Elles ont soulevé un grand nombre de questions différentes, allant des inquiétudes concernant l’accessibilité du programme de vaccination à la nécessité d’étendre le système de protection et à l’incapacité du gouvernement à fournir un soutien financier suffisant par le biais des prestations d’invalidité. La préoccupation la plus fréquemment soulevée est le fait que les ministres n’ont pas réussi à faire correspondre l’augmentation de 20 £ par semaine accordée aux demandeurs de crédit universel au début de la pandémie avec une somme similaire pour ceux qui continuent à bénéficier des prestations « héritées » telles que l’emploi et l’allocation de soutien.

L’un de ceux qui ont fait part de leurs inquiétudes sur Twitter a parlé de cet échec : « Il s’agit d’une discrimination flagrante fondée sur le handicap et le DWP a maintenant eu 10 mois pour apporter les changements nécessaires à son système informatique pour que cela se produise. Que cela ne se soit pas produit est clairement un choix politique« .

Un manque de protection déploré

Le domaine qui a suscité le plus de réactions a été le système de protection, et en particulier les préoccupations concernant l’accès à la nourriture suite au nouveau confinement, avec de nombreuses autres personnes demandant que les conditions de santé et les handicaps qui qualifient une personne pour être incluse dans le groupe de protection soient étendus.

Nicole Eloise, écrivain et musicienne handicapée, a déclaré sur Twitter que de nombreuses personnes handicapées avaient été « laissées à l’écart des mesures de protection alors que nous n’aurions pas dû l’être« , ce qui signifie que ni elle ni son père – qui sont tous deux exposés à un risque accru du virus – n’ont eu de soutien pendant la pandémie.

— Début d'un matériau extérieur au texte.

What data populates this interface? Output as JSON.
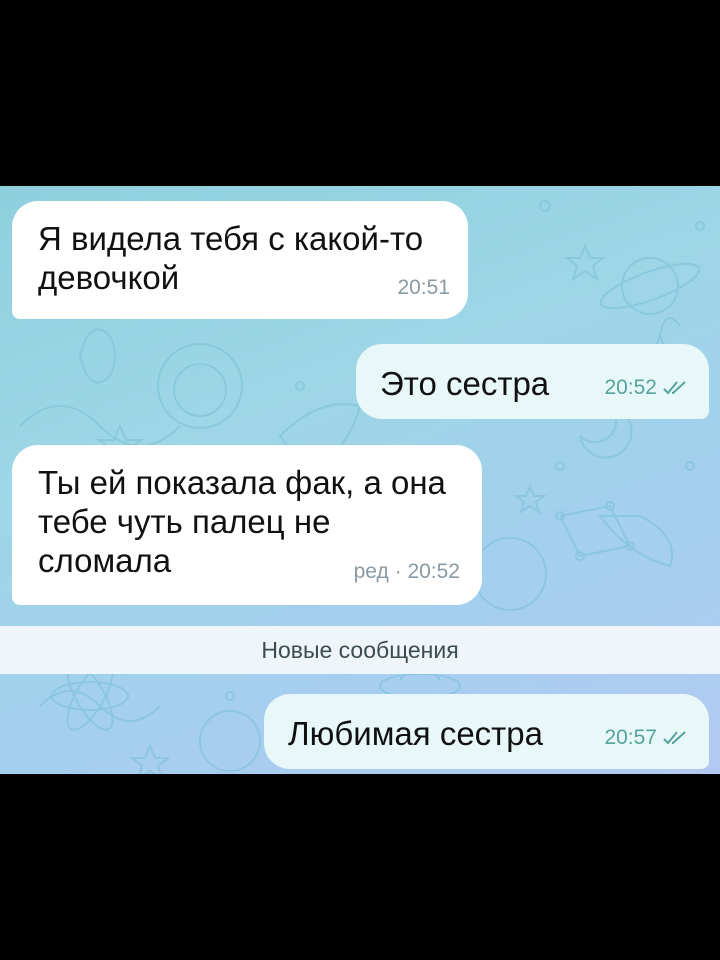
{
  "messages": [
    {
      "text": "Я видела тебя с какой-то\nдевочкой",
      "time": "20:51",
      "direction": "incoming"
    },
    {
      "text": "Это сестра",
      "time": "20:52",
      "direction": "outgoing",
      "status": "read"
    },
    {
      "text": "Ты ей показала фак, а она\nтебе чуть палец не\nсломала",
      "edited_label": "ред",
      "time": "20:52",
      "direction": "incoming"
    },
    {
      "text": "Любимая сестра",
      "time": "20:57",
      "direction": "outgoing",
      "status": "read"
    }
  ],
  "divider": {
    "label": "Новые сообщения"
  },
  "colors": {
    "background_gradient": [
      "#8fd0dd",
      "#b4c9f2"
    ],
    "incoming_bubble": "#ffffff",
    "outgoing_bubble": "#e8f7f7",
    "outgoing_meta": "#55a39d",
    "letterbox": "#000000"
  },
  "icons": {
    "read_receipt": "double-check-icon"
  }
}
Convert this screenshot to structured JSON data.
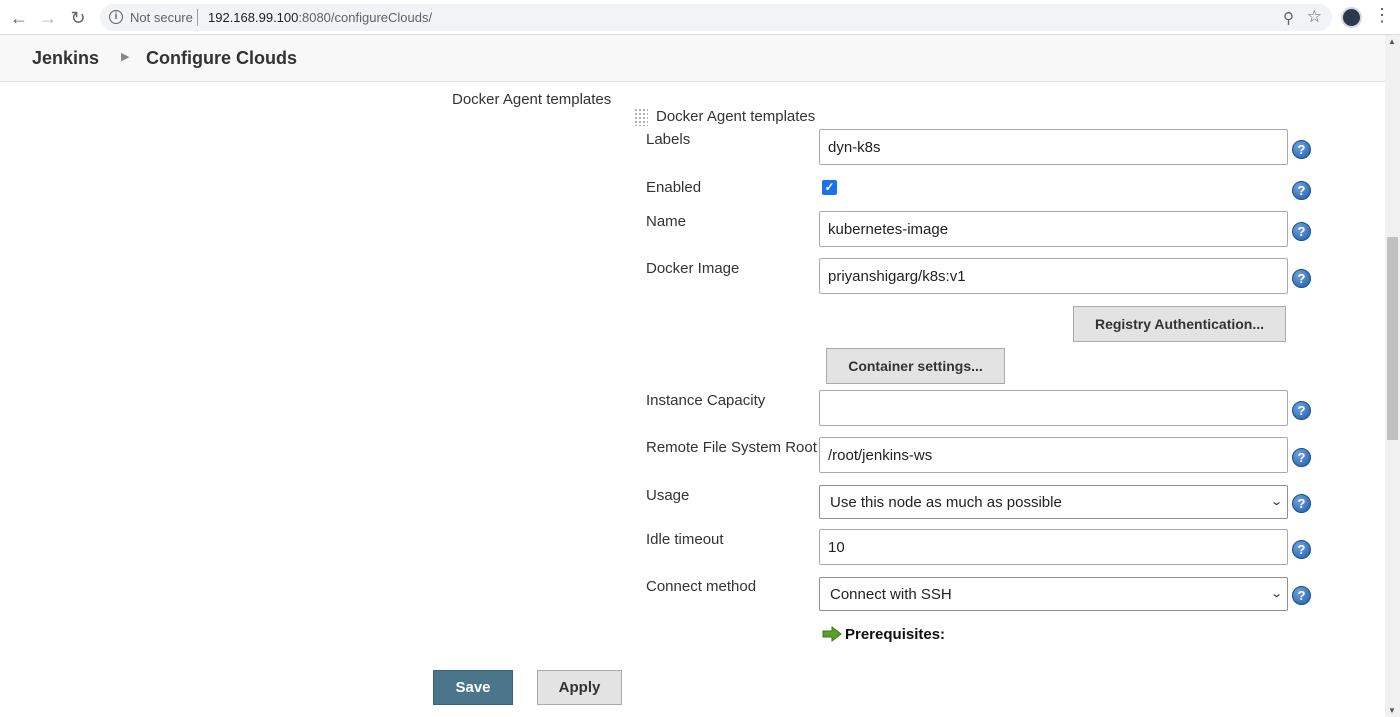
{
  "browser": {
    "back_icon": "arrow-left-icon",
    "forward_icon": "arrow-right-icon",
    "reload_icon": "reload-icon",
    "security_label": "Not secure",
    "url_host": "192.168.99.100",
    "url_rest": ":8080/configureClouds/"
  },
  "header": {
    "root": "Jenkins",
    "page": "Configure Clouds"
  },
  "form": {
    "section_label": "Docker Agent templates",
    "block_title": "Docker Agent templates",
    "labels": {
      "label": "Labels",
      "value": "dyn-k8s"
    },
    "enabled": {
      "label": "Enabled",
      "checked": true
    },
    "name": {
      "label": "Name",
      "value": "kubernetes-image"
    },
    "docker_image": {
      "label": "Docker Image",
      "value": "priyanshigarg/k8s:v1"
    },
    "registry_button": "Registry Authentication...",
    "container_button": "Container settings...",
    "instance_capacity": {
      "label": "Instance Capacity",
      "value": ""
    },
    "remote_fs_root": {
      "label": "Remote File System Root",
      "value": "/root/jenkins-ws"
    },
    "usage": {
      "label": "Usage",
      "value": "Use this node as much as possible"
    },
    "idle_timeout": {
      "label": "Idle timeout",
      "value": "10"
    },
    "connect_method": {
      "label": "Connect method",
      "value": "Connect with SSH"
    },
    "prerequisites": "Prerequisites:"
  },
  "actions": {
    "save": "Save",
    "apply": "Apply"
  },
  "colors": {
    "save_bg": "#4b758b",
    "help_blue": "#1f5ea8",
    "checkbox_blue": "#1a73e8"
  }
}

Et Aisha Malik-Smith, une militante pour les personnes handicapées, a déclaré : « En fin de compte, il semble que les ménages protecteurs ont été contraints de choisir entre conserver un revenu pour survivre, et littéralement leur vie ».

« Je ne peux qu’imaginer à quel point la situation a été impossible pour les jeunes protecteurs de maisons en colocation ou [de maisons à occupation multiple] ».

Les réponses sont venues en réponse à un message sur les médias sociaux envoyé par la ministre du travail pour les personnes handicapées, Vicky Foxcroft, qui avait lancé un appel aux personnes handicapées et aux protecteurs pour qu’ils suggèrent des questions qu’ils aimeraient qu’elle soulève lors du débat d’hier à la Chambre des communes sur la nouvelle réglementation du gouvernement en matière de confinement.